Então, a revolução brasileira só teria alguma chance de êxito se iniciada pelo conjunto de forças de esquerda, cada uma dando a contribuição a seu alcance, até que, ao longo do processo, alguma se afirmasse (ou não) como a principal.
E seria também o próprio transcurso do processo revolucionário que daria a última palavra sobre se haveria ou não uma etapa democrático-burguesa. Os que a pregavam lutariam por ela, mas certamente não se deteriam caso tal etapa fosse ultrapassada de passagem e o processo seguisse adiante; nem os adeptos do socialismo direto tinham motivo para ficar querendo comprovar sua estratégia no blablablá se poderiam fazê-lo na prática.

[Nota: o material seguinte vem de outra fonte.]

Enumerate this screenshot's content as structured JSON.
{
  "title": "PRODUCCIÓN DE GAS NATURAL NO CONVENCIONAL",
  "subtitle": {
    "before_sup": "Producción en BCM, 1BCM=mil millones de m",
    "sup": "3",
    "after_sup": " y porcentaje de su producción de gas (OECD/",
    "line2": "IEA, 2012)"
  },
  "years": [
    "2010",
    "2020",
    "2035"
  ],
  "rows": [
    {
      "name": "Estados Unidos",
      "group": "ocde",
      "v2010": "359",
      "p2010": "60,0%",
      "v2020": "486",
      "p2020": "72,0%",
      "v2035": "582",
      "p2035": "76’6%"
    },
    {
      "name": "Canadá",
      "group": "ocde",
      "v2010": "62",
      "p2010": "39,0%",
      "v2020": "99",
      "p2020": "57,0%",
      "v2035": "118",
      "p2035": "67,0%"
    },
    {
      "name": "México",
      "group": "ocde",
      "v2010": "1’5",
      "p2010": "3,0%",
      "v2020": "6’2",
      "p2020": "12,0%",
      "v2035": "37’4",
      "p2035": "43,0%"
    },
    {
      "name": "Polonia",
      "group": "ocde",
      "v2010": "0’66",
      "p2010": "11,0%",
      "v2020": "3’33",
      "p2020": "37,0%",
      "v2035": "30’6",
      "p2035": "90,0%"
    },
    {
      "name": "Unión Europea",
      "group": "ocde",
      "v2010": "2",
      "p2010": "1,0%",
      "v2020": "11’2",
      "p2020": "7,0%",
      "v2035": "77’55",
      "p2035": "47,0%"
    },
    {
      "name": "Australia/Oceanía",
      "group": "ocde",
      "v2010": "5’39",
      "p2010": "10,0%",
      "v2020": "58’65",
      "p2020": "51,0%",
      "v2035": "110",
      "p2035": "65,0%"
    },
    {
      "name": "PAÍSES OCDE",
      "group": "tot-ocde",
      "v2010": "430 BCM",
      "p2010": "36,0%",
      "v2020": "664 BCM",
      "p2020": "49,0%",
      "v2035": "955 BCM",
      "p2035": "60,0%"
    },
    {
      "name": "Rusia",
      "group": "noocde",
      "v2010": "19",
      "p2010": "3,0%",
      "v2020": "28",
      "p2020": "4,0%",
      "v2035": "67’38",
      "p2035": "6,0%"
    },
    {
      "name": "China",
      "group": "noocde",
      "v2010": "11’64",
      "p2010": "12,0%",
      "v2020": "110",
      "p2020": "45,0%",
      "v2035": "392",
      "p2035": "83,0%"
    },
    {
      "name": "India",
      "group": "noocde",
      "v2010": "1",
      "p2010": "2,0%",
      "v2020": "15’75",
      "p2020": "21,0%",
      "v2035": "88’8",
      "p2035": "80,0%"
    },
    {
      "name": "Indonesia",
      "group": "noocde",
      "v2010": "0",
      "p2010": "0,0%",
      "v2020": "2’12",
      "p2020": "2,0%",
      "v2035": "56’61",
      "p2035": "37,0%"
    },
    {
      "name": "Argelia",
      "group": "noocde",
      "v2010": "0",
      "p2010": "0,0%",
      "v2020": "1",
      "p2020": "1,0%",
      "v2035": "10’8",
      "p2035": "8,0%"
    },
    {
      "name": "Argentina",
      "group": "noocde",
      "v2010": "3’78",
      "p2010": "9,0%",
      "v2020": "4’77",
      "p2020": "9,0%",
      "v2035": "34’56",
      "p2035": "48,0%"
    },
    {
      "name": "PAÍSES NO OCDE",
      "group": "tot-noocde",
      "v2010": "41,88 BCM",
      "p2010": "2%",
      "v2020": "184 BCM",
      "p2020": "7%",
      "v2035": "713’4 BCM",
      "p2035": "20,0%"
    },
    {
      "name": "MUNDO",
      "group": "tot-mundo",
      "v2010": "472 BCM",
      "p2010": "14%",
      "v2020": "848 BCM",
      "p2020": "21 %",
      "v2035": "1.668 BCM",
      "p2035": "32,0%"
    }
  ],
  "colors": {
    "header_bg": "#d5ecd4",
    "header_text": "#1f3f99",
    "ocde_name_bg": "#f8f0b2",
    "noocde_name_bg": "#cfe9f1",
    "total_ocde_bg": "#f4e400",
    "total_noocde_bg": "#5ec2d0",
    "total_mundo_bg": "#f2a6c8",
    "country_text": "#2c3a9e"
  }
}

Assim, cada partido e organização de esquerda começaria perseguindo seus objetivos por si só, no seu território próprio e com os recursos que possuísse, depois alianças iram se forjando ao sabor da luta.
Tal proposta permitia desatar o nó que produzira situações ridículas como a da ocasião em que uma passeata estudantil contra a ditadura terminou com um discurso de Zé Dirceu num dos cantos do Largo São Francisco (SP) e um de Catarina Meloni no outro lado, cada um pretendendo representar a verdadeira União Estadual dos Estudantes (a entidade saíra rachada de um congresso recente).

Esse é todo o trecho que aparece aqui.